Lange Gesichter bei der SPD, kein Cuba Libre bei der Linkspartei, und die AfD verzichtet sogar auf eine Wahlparty – aus gutem Grund. Die Grünen sind zerknirscht, und in der FDP-Bundeszentrale geschieht etwas Bemerkenswertes.

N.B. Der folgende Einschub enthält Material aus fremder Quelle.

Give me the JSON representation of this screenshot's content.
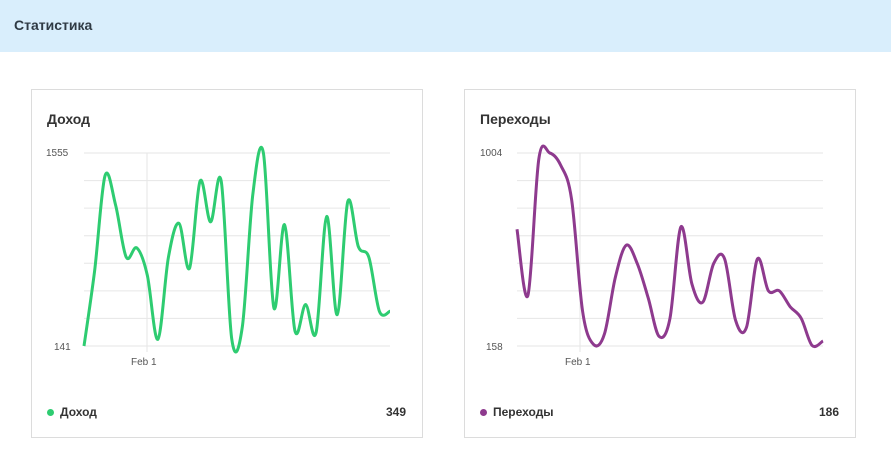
{
  "header": {
    "title": "Статистика"
  },
  "income": {
    "title": "Доход",
    "legend_label": "Доход",
    "total": "349",
    "color": "#2ecc71",
    "y_max_label": "1555",
    "y_min_label": "141",
    "x_tick_label": "Feb 1"
  },
  "visits": {
    "title": "Переходы",
    "legend_label": "Переходы",
    "total": "186",
    "color": "#8e3a8e",
    "y_max_label": "1004",
    "y_min_label": "158",
    "x_tick_label": "Feb 1"
  },
  "chart_data": [
    {
      "type": "line",
      "title": "Доход",
      "series": [
        {
          "name": "Доход",
          "values": [
            141,
            690,
            1390,
            1170,
            792,
            860,
            660,
            190,
            790,
            1040,
            710,
            1350,
            1050,
            1350,
            195,
            280,
            1250,
            1555,
            420,
            1030,
            250,
            445,
            240,
            1090,
            370,
            1200,
            870,
            790,
            395,
            395
          ]
        }
      ],
      "x_tick_labels": [
        "Feb 1"
      ],
      "ylim": [
        141,
        1555
      ],
      "y_tick_labels": [
        "1555",
        "141"
      ],
      "grid": true
    },
    {
      "type": "line",
      "title": "Переходы",
      "series": [
        {
          "name": "Переходы",
          "values": [
            670,
            380,
            980,
            1004,
            950,
            800,
            310,
            165,
            210,
            460,
            600,
            520,
            370,
            200,
            280,
            680,
            430,
            350,
            520,
            540,
            270,
            240,
            540,
            400,
            400,
            330,
            280,
            160,
            180
          ]
        }
      ],
      "x_tick_labels": [
        "Feb 1"
      ],
      "ylim": [
        158,
        1004
      ],
      "y_tick_labels": [
        "1004",
        "158"
      ],
      "grid": true
    }
  ]
}
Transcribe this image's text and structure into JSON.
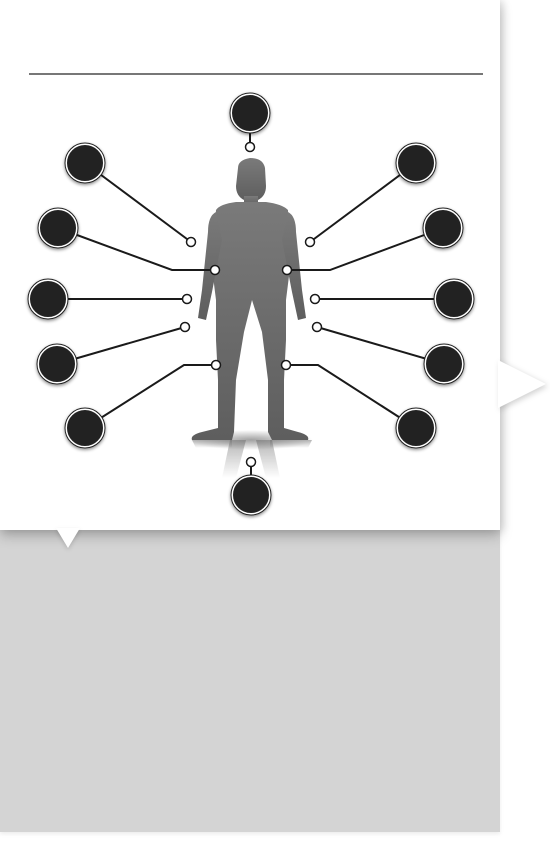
{
  "diagram": {
    "colors": {
      "node_fill": "#222222",
      "node_ring": "#ffffff",
      "connector": "#1a1a1a",
      "silhouette": "#6b6b6b",
      "divider": "#777777",
      "panel": "#d4d4d4"
    },
    "callouts": [
      {
        "id": "top",
        "label": ""
      },
      {
        "id": "left-1",
        "label": ""
      },
      {
        "id": "left-2",
        "label": ""
      },
      {
        "id": "left-3",
        "label": ""
      },
      {
        "id": "left-4",
        "label": ""
      },
      {
        "id": "left-5",
        "label": ""
      },
      {
        "id": "right-1",
        "label": ""
      },
      {
        "id": "right-2",
        "label": ""
      },
      {
        "id": "right-3",
        "label": ""
      },
      {
        "id": "right-4",
        "label": ""
      },
      {
        "id": "right-5",
        "label": ""
      },
      {
        "id": "bottom",
        "label": ""
      }
    ]
  }
}
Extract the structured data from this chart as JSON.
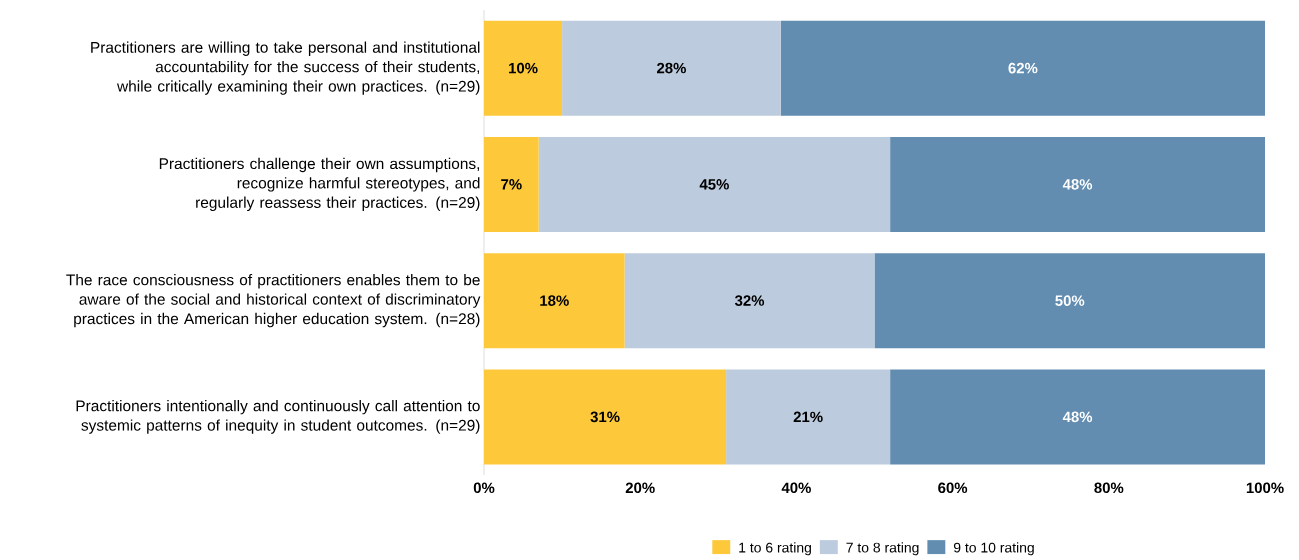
{
  "chart_data": {
    "type": "bar",
    "orientation": "horizontal",
    "stacked": true,
    "categories": [
      "Practitioners are willing to take personal and institutional accountability for the success of their students, while critically examining their own practices. (n=29)",
      "Practitioners challenge their own assumptions, recognize harmful stereotypes, and regularly reassess their practices. (n=29)",
      "The race consciousness of practitioners enables them to be aware of the social and historical context of discriminatory practices in the American higher education system. (n=28)",
      "Practitioners intentionally and continuously call attention to systemic patterns of inequity in student outcomes. (n=29)"
    ],
    "series": [
      {
        "name": "1 to 6 rating",
        "color": "#fdc93b",
        "values": [
          10,
          7,
          18,
          31
        ],
        "value_labels": [
          "10%",
          "7%",
          "18%",
          "31%"
        ]
      },
      {
        "name": "7 to 8 rating",
        "color": "#bccbdd",
        "values": [
          28,
          45,
          32,
          21
        ],
        "value_labels": [
          "28%",
          "45%",
          "32%",
          "21%"
        ]
      },
      {
        "name": "9 to 10 rating",
        "color": "#628db1",
        "values": [
          62,
          48,
          50,
          48
        ],
        "value_labels": [
          "62%",
          "48%",
          "50%",
          "48%"
        ]
      }
    ],
    "xlim": [
      0,
      100
    ],
    "xticks": [
      {
        "value": 0,
        "label": "0%"
      },
      {
        "value": 20,
        "label": "20%"
      },
      {
        "value": 40,
        "label": "40%"
      },
      {
        "value": 60,
        "label": "60%"
      },
      {
        "value": 80,
        "label": "80%"
      },
      {
        "value": 100,
        "label": "100%"
      }
    ],
    "legend": "bottom"
  }
}
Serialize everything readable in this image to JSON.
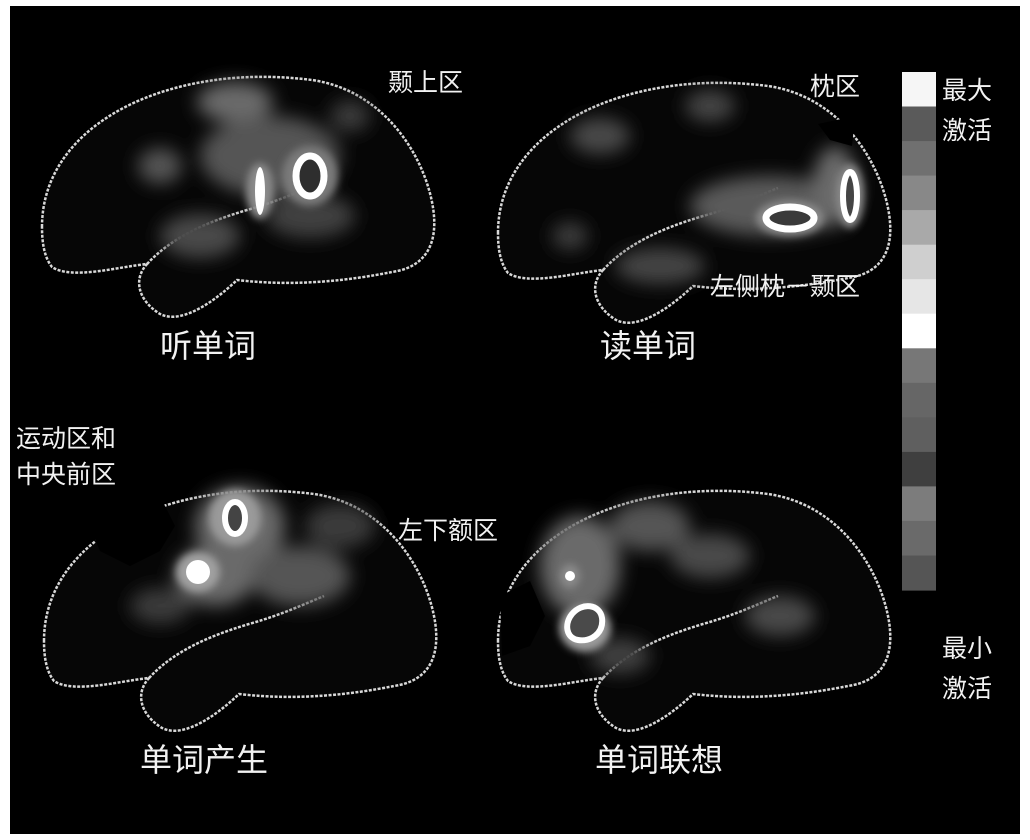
{
  "panels": [
    {
      "caption": "听单词",
      "label": "颞上区"
    },
    {
      "caption": "读单词",
      "label": "枕区",
      "label2": "左侧枕－颞区"
    },
    {
      "caption": "单词产生",
      "label": "运动区和",
      "label_line2": "中央前区"
    },
    {
      "caption": "单词联想",
      "label": "左下额区"
    }
  ],
  "legend": {
    "max_line1": "最大",
    "max_line2": "激活",
    "min_line1": "最小",
    "min_line2": "激活",
    "colors": [
      "#f6f6f6",
      "#5a5a5a",
      "#707070",
      "#888888",
      "#a9a9a9",
      "#cfcfcf",
      "#e6e6e6",
      "#ffffff",
      "#777777",
      "#666666",
      "#5f5f5f",
      "#3f3f3f",
      "#7c7c7c",
      "#6a6a6a",
      "#555555"
    ]
  }
}
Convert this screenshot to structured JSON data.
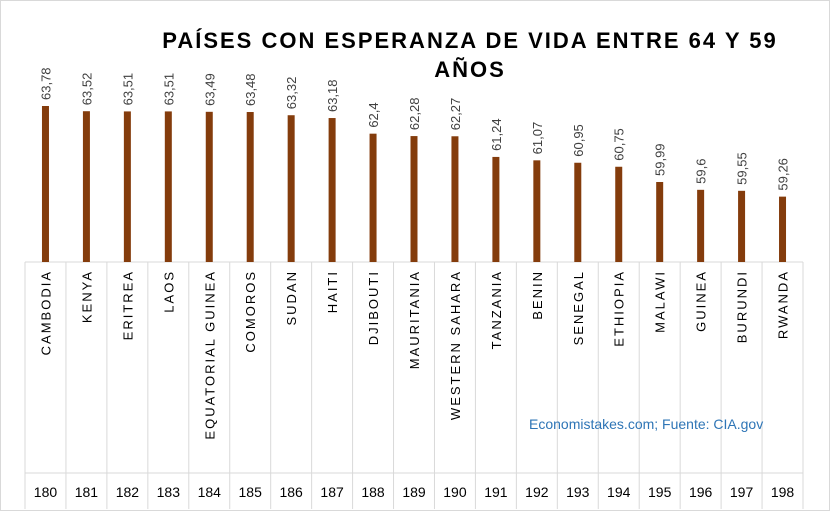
{
  "chart_data": {
    "type": "bar",
    "title": "PAÍSES CON ESPERANZA DE VIDA ENTRE 64 Y 59 AÑOS",
    "categories": [
      "CAMBODIA",
      "KENYA",
      "ERITREA",
      "LAOS",
      "EQUATORIAL GUINEA",
      "COMOROS",
      "SUDAN",
      "HAITI",
      "DJIBOUTI",
      "MAURITANIA",
      "WESTERN SAHARA",
      "TANZANIA",
      "BENIN",
      "SENEGAL",
      "ETHIOPIA",
      "MALAWI",
      "GUINEA",
      "BURUNDI",
      "RWANDA"
    ],
    "ranks": [
      "180",
      "181",
      "182",
      "183",
      "184",
      "185",
      "186",
      "187",
      "188",
      "189",
      "190",
      "191",
      "192",
      "193",
      "194",
      "195",
      "196",
      "197",
      "198"
    ],
    "values": [
      63.78,
      63.52,
      63.51,
      63.51,
      63.49,
      63.48,
      63.32,
      63.18,
      62.4,
      62.28,
      62.27,
      61.24,
      61.07,
      60.95,
      60.75,
      59.99,
      59.6,
      59.55,
      59.26
    ],
    "value_labels": [
      "63,78",
      "63,52",
      "63,51",
      "63,51",
      "63,49",
      "63,48",
      "63,32",
      "63,18",
      "62,4",
      "62,28",
      "62,27",
      "61,24",
      "61,07",
      "60,95",
      "60,75",
      "59,99",
      "59,6",
      "59,55",
      "59,26"
    ],
    "ylim": [
      56,
      64.5
    ],
    "grid": false,
    "legend": "none",
    "bar_color": "#843c0c",
    "source": "Economistakes.com; Fuente: CIA.gov"
  }
}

          So hat Martin Schulz, der neue SPD-Vorsitzende, sich seinen ersten Wahlabend im Willy-Brandt-Haus nicht vorgestellt. Er tritt mit ernstem Gesicht auf die Bühne, lächelt kurz, verzichtet aber ansonsten auf Schauspielerei. Seit seiner Nominierung Ende Januar war er überall, wo er auftrat, umjubelt worden. Am Sonntag fällt der Applaus recht kurz aus. Er habe, setzt Schulz an, bis zuletzt darauf gehofft, dass die SPD gleichauf, vielleicht sogar an der Spitze lande. Er redet nicht um den heißen Brei herum: Die CDU habe eindeutig gewonnen, die Amtsinhaberin, der er gratuliert, habe das Potential der CDU sichtlich mobilisiert. Schulz ist es wichtig, an einem Abend, der für ihn „ganz gewiss nicht schön ist“, wie er sagt, fair zu erscheinen.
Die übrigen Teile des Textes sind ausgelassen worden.